A phone call from a chum took me to a little airfield in Norfolk to view a Piper Super Cub that he was thinking of buying. Some of my happiest and most valuable flying hours were gained on the Piper L4 – the 65hp military version – ducking in and out of fields in and around Norfolk and Suffolk in the days when you could and with just an oil pressure gauge and an Air Speed Indicator for company. I also did several hours on a 90hp Cub though it wasn’t as nice. This 160hp version, complete with every bell and whistle you could think of and tundra tyres to boot, is a different kettle of fish. I haven’t stirred the stick as yet but it’s something I’m definitely looking forward to.

I shall count that as some recompense for my failings.




Projects ‘X’ & ‘Y’….

… have continued to take up most of my time so car stuff that’s involved me – even going out for a spin – has been a bit thin on the ground. Fortunately, not everyone has been so unproductive.

Climax?Austin gearbox adaptor plate

Leon has fashioned this adapter plate so that his Coventry Climax engine will take an Austin 7 starter motor…

Austin 7 starter motor

.. and gearbox.

Coventry Climax/A7 gearbox

I’m not sure of all the technical details but I know a new flange had to be welded onto the flywheel and the assembly balanced. I believe the final version of the adapter plate will be a bit thicker than the one shown. I don’t know what’s had to be done to the bell-housing but, watch this space.
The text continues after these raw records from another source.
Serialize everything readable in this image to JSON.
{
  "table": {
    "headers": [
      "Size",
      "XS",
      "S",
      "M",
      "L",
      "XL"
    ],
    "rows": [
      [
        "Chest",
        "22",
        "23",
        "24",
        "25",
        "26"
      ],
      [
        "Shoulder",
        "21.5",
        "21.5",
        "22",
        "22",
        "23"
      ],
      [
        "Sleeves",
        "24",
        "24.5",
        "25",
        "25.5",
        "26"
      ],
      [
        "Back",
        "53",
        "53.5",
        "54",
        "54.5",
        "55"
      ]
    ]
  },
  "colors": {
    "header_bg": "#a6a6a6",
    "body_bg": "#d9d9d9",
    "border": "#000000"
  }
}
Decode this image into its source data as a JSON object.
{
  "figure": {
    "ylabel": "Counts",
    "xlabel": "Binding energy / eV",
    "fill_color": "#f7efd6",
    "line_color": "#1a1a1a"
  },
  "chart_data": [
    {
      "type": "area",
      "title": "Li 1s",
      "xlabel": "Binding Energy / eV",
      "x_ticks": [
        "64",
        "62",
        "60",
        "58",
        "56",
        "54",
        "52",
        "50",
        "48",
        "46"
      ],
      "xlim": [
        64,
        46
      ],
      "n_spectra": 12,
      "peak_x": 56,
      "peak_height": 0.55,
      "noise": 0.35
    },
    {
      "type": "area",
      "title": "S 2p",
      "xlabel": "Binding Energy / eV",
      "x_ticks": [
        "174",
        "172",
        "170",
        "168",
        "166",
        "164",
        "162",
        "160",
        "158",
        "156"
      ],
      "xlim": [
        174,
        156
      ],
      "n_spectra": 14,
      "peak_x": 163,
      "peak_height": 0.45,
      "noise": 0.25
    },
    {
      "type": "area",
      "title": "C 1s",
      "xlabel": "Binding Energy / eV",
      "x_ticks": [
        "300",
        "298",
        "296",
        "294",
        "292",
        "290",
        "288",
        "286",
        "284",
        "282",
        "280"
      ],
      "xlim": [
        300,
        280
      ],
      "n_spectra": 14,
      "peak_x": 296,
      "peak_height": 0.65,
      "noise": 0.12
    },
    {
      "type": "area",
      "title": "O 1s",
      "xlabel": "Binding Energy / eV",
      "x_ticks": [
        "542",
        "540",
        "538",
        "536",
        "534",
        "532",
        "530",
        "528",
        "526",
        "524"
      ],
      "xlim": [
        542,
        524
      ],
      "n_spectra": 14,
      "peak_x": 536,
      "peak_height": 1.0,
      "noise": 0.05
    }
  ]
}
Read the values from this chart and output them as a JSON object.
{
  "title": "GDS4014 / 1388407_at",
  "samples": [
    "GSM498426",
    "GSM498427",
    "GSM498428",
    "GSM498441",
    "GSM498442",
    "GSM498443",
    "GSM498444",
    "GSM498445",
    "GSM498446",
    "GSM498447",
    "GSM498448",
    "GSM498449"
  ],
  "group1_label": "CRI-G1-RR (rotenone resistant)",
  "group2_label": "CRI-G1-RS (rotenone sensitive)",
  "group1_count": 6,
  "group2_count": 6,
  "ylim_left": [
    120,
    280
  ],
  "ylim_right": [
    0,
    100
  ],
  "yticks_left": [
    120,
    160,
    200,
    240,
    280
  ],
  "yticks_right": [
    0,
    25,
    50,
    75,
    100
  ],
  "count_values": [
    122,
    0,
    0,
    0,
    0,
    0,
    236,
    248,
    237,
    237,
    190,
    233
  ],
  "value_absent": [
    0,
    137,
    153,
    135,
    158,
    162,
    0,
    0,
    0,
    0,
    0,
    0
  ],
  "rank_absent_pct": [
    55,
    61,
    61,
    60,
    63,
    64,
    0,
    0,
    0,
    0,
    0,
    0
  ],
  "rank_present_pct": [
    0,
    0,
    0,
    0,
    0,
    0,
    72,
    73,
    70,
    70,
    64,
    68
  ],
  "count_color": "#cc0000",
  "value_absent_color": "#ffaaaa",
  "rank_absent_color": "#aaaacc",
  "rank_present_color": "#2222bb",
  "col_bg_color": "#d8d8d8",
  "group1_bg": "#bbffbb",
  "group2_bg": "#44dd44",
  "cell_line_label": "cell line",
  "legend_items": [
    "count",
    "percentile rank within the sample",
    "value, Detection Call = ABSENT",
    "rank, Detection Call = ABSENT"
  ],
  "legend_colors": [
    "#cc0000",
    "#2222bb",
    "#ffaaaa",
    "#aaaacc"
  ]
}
The Great Collector is busy with the bonnet of his Vulcan at the moment and you’d have thought that was enough to keep a chap happy, but you’d be wrong. A 1928 Alvis TG 12/50 has appeared on the ramp…

Alvis 12/60

… and someone’s going round with a sheepish grin on his face!

1906 Rover gearlever

My efforts have been concentrated on replicating the gear lever for a chum’s 1906 Rover. I’ve got to apply a bit of heat to bend the stick in the right places and then fabricate the handbrake and some of the bits that make up the quadrant.

Rover quadrant

The main bit of the quadrant is going to be re-cast from an original which is in very good condition..

Rover quadrant.. and I’ve worked out that these are the bits I need to fabricate to complete the assembly along with the spring-loaded twink that is the ratchet on the handbrake. That should keep me occupied for the next few evenings and distract me from the other projects. I’ve been using a very simple CAD programme to draw up various general arrangements but, unless you’re doing that sort of thing on a daily basis, I find it’s always a lot quicker to pick up a pencil and paper – I couldn’t even begin to generate a drawing with a CAD system like the one above.

I can never remember which axis is ‘X’ or ‘Y’ for a start.